Williams spoke with managerial candidates Monday. Nutting didn’t entirely shoot down the idea of a rebuild as he has in the past. He’ll want the new GM on board before making decisions regarding the future of the roster.

For the time being, Kevan Graves, a highly respected assistant general manager, will serve as the Pirates’ interim GM. Nutting indicated the search will move swiftly. Once a new GM is hired, decisions must be made about Huntington’s lieutenants, if they have not bolted by then. On Monday, assistant GM Kyle Stark texted that he had not been given any indication one way or another about his job status. “I’ll be here until told otherwise!” he wrote. Larry Broadway, senior director of minor league operations, did not respond to a request for comment. Huntington did not return a phone call.

A few players did.

They, like the fans, had been waiting for clarity.

“I feel like this might give some finality to the situation,” said right-hander Jameson Taillon. “I think (players) were nervous about what was going to happen. People were on the edge of their seats. Now we can kind of move forward and understand the plan. We can all move forward in a new direction with a new group.”

Advertisement

Multiple players declined to comment on the record, but indicated they, too, welcomed the new direction. Right-hander Trevor Williams, ever the humorist, offered this thought: “I trust that ownership will make decisions that are in the best interest of the club. I’m looking forward to meeting and talking with my Uncle Travis Williams and the next GM and manager.”

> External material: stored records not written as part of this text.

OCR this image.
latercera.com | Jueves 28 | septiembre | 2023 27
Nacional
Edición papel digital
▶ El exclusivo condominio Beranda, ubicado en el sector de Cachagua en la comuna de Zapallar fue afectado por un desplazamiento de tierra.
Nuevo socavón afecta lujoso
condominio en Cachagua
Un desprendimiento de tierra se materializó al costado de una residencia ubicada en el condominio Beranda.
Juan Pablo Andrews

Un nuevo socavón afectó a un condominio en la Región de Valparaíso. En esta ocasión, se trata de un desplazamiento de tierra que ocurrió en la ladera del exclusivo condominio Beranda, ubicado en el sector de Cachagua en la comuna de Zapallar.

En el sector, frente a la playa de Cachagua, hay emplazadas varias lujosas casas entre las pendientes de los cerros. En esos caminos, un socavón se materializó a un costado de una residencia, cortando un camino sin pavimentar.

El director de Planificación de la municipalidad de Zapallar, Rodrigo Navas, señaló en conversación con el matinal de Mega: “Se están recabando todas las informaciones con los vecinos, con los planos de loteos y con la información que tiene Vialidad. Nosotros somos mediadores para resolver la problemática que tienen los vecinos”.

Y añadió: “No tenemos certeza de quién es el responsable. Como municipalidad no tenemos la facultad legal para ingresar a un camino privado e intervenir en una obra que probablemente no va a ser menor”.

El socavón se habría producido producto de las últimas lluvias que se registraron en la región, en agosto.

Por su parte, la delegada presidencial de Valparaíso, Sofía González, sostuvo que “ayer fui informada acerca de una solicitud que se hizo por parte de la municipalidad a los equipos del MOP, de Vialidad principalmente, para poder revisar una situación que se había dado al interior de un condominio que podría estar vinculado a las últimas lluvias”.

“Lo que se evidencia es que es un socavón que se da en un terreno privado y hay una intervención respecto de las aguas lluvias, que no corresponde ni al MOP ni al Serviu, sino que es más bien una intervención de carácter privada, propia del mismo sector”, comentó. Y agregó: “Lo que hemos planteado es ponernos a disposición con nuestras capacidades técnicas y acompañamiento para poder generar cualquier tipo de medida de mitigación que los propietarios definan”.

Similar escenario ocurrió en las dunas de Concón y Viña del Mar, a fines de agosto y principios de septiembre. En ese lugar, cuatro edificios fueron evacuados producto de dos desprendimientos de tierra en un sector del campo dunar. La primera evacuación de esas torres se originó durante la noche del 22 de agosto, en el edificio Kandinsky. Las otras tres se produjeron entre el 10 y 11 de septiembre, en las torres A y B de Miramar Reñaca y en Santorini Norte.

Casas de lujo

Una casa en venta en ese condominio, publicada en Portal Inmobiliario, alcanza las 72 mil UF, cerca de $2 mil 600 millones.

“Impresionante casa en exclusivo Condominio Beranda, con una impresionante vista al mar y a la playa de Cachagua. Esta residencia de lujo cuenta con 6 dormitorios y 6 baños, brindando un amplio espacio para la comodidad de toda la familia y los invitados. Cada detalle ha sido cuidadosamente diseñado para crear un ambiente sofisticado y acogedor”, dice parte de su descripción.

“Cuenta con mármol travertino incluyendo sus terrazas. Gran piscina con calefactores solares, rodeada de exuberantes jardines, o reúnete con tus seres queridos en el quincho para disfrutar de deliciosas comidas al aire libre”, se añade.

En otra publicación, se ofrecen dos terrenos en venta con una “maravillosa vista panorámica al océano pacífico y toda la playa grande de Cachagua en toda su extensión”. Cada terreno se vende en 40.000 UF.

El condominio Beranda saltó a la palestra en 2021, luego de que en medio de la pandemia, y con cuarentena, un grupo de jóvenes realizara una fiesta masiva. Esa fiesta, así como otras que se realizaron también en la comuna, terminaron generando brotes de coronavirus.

Toward the end of the season, Pirates players met with Hurdle and Huntington for “exit interviews,” but they also began to talk privately. Their conversations centered on how they could repair the clubhouse dynamic and rehab relations with the front office. “We realized that, sure, some people might take the fall for this,” one player said, “but, at the end of the day, a lot of the on-field stuff comes down to players setting the culture, setting the standard.”

Taillon, who underwent a second Tommy John surgery and will miss the 2020 season, wants to see the Pirates and Pittsburgh reunite in the coming years.

“I’d like to see this organization have a better relationship with this city, with the fans,” he added. “because a lot of us on the team care about the organization and really care about the city, and it’s tough for us to see the lack of trust with the organization that the city has. We’re not blind or deaf to it.

“Hopefully, this can be a fresh start.”

For the past 12 years, Huntington and Coonelly have been the public faces of the Pirates. Now, there is only Nutting. This is his truest test yet. He wrested control of the organization in the past week, and, now more than ever, the future is in his hands. Since Nutting took over as principal owner in 2007, only five teams have had fewer wins than the Pirates — and one of them, the Kansas City Royals, won a World Series. Now, the second act has begun.

If the Pirates can’t carve a path forward from here, there is no one left to blame.

Advertisement

But if they succeed, it may prove a team can win Nutting’s way.

For now, there’s only hope that the next chapter has a happier ending.